Syntax aside, destructuring in JS is not irrefutable match. It is simply shorthand for assigning (and declaring) variables whose names are supplied in the "value" position in array and object initialisers, where the assigned values for these variables come from property values named by the keys in the corresponding "key" position. Failure in the sense of pulling undefined out of a non-existing property *is* an option:

js> let [x, y] = {not_an_array: 42};
js> x
js> y

and of course if you dig deeper, you can get failure dereferencing undefined:

js> let [x, [y, z]] = {nor_here: 99};
typein:20: TypeError: (void 0) is undefined

(SpiderMonkey uses (void 0) not undefined since prior to ES5, the global property named undefined was writable and could be spoofed.)
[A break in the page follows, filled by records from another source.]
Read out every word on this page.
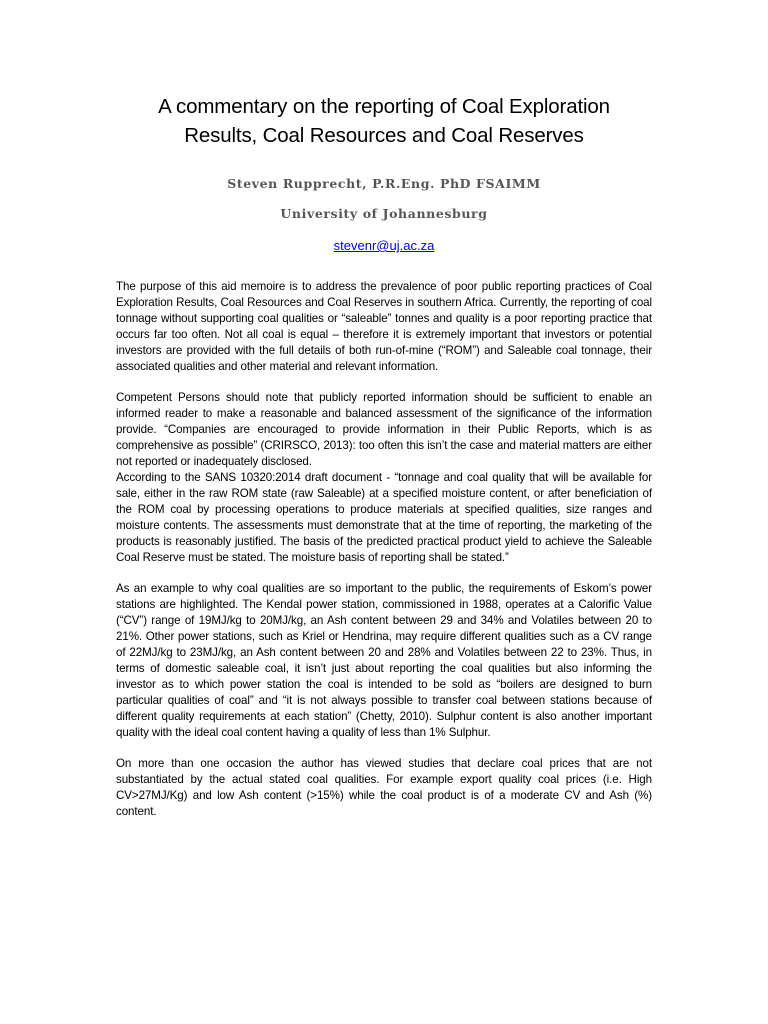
A commentary on the reporting of Coal Exploration
Results, Coal Resources and Coal Reserves
Steven Rupprecht, P.R.Eng. PhD FSAIMM
University of Johannesburg
stevenr@uj.ac.za

The purpose of this aid memoire is to address the prevalence of poor public reporting practices of Coal Exploration Results, Coal Resources and Coal Reserves in southern Africa. Currently, the reporting of coal tonnage without supporting coal qualities or “saleable” tonnes and quality is a poor reporting practice that occurs far too often. Not all coal is equal – therefore it is extremely important that investors or potential investors are provided with the full details of both run-of-mine (“ROM”) and Saleable coal tonnage, their associated qualities and other material and relevant information.

Competent Persons should note that publicly reported information should be sufficient to enable an informed reader to make a reasonable and balanced assessment of the significance of the information provide. “Companies are encouraged to provide information in their Public Reports, which is as comprehensive as possible” (CRIRSCO, 2013): too often this isn’t the case and material matters are either not reported or inadequately disclosed.

According to the SANS 10320:2014 draft document - “tonnage and coal quality that will be available for sale, either in the raw ROM state (raw Saleable) at a specified moisture content, or after beneficiation of the ROM coal by processing operations to produce materials at specified qualities, size ranges and moisture contents. The assessments must demonstrate that at the time of reporting, the marketing of the products is reasonably justified. The basis of the predicted practical product yield to achieve the Saleable Coal Reserve must be stated. The moisture basis of reporting shall be stated.”

As an example to why coal qualities are so important to the public, the requirements of Eskom’s power stations are highlighted. The Kendal power station, commissioned in 1988, operates at a Calorific Value (“CV”) range of 19MJ/kg to 20MJ/kg, an Ash content between 29 and 34% and Volatiles between 20 to 21%. Other power stations, such as Kriel or Hendrina, may require different qualities such as a CV range of 22MJ/kg to 23MJ/kg, an Ash content between 20 and 28% and Volatiles between 22 to 23%. Thus, in terms of domestic saleable coal, it isn’t just about reporting the coal qualities but also informing the investor as to which power station the coal is intended to be sold as “boilers are designed to burn particular qualities of coal” and “it is not always possible to transfer coal between stations because of different quality requirements at each station” (Chetty, 2010). Sulphur content is also another important quality with the ideal coal content having a quality of less than 1% Sulphur.

On more than one occasion the author has viewed studies that declare coal prices that are not substantiated by the actual stated coal qualities. For example export quality coal prices (i.e. High CV>27MJ/Kg) and low Ash content (>15%) while the coal product is of a moderate CV and Ash (%) content.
> String "skip" isn't pattern matched, but the object is created with `undefined' values for x and y. And again for array comprehensions this shows SyntaxError (that, for consistency with for/each-in loop should not).

I agree that some fairly common JS use-cases want irrefutable match. Dave Herman pointed out how the SpiderMonkey and Rhino extended catch syntax, guarded catches, is a kind of matching:

try {
   throw random_exception_generator();
} catch (e if typeof e == "number") {
} catch (e if typeof e == "string") {
} catch {
  // default case, if you forget it e will be rethrown for you

This was proposed for ES3 but not accepted. It has the advantage cited by the comment in the default catch clause.

Perhaps there's a generalization of such guards, which could re-use the initialiser-derived pattern syntax from destructuring, and which would provide irrefutable match as a primitive with good compositionality.